Helping Children on the Autism Spectrum to Be Calmer and More Collected

"I love both of my children equally, however the younger 'typical' child has a much better temperament than his autistic brother? Their personalities are as different as night and day! Any suggestions about how I can help my special needs child to be a bit more calm and collected?"

Children with ASD level 1, or High-Functioning Autism, often struggle to make sense of their surroundings and sense of their world. They exist in a body that does not always allow for accurate interpretation of their world, and they are unable to respond in a typical manner. The result of this can be challenging behavior.

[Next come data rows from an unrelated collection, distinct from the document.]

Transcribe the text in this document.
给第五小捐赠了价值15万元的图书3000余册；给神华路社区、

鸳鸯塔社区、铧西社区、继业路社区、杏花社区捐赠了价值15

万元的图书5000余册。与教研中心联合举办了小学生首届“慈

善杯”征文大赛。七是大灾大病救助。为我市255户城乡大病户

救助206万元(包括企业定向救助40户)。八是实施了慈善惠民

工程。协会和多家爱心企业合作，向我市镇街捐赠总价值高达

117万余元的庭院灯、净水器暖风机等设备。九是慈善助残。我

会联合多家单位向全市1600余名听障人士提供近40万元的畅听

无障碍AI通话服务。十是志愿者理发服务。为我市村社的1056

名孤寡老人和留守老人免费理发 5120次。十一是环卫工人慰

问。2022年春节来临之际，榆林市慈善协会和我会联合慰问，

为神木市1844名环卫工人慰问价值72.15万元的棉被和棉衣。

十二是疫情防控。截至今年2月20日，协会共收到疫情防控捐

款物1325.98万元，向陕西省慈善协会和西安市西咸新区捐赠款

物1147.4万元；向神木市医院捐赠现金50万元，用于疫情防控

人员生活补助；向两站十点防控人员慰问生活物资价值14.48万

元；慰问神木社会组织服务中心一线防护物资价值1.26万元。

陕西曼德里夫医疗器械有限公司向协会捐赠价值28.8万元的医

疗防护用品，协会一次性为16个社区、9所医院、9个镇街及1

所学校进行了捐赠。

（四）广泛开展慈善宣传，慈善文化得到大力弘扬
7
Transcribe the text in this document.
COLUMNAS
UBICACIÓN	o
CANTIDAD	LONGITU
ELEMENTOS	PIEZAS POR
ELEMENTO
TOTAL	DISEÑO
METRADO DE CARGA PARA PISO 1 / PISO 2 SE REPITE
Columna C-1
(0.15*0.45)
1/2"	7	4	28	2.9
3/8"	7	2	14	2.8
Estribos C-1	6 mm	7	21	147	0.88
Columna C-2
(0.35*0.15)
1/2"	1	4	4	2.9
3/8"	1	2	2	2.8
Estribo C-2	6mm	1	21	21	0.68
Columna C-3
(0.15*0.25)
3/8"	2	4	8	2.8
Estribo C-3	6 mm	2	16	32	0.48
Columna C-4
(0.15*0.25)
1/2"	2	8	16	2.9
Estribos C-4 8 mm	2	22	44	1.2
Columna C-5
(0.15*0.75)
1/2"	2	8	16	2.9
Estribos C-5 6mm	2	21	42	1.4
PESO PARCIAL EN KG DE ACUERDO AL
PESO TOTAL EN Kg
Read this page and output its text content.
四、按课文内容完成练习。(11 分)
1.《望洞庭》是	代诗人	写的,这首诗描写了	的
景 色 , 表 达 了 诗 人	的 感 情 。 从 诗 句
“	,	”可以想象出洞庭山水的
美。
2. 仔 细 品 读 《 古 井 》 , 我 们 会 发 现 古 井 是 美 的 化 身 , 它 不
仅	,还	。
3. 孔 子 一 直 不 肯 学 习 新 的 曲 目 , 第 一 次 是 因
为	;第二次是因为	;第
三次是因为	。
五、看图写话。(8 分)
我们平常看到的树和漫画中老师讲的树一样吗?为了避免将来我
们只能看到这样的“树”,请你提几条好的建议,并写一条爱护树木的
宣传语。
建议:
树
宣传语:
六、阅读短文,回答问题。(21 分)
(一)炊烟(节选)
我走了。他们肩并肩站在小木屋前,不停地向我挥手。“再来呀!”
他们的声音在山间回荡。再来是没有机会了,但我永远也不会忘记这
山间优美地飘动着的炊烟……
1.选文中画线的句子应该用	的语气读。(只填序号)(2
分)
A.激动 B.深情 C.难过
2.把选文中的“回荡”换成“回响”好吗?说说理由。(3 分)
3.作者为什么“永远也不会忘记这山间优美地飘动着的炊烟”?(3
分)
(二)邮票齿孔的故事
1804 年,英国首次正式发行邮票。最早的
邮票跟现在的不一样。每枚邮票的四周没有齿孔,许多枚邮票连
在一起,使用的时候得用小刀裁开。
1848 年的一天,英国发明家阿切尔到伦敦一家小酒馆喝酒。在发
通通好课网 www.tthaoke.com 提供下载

For parents and professionals alike, interpreting this behavior can be difficult. Developing a plan to deal with the behavior is often even more challenging as it requires consistency and routine throughout the day and life of the autistic child.
 

Behavioral issues are often the result of a deficit in communication and sensory integration. Overload of the sensory system can result in a shutdown or a meltdown for the child. In order to change the behavioral challenges of the child, it is first necessary to understand exactly what is causing those behaviors. This will require focusing on the routine of the child, or lack thereof, and determining what happens immediately prior to the behavior, and what the end result is. This can take a great deal of time and effort, but well worth the end result.

A “functional analytic approach” to developing effective behavioral modification in ASD children and teens utilizes a process known as “functional behavioral assessment.” Functional behavioral assessment involves employing a variety of strategies (e.g., child-centered planning, treatment team meetings, systematic interviews, direct observations, etc.) to formulate hypotheses about why a child behaves the way he does.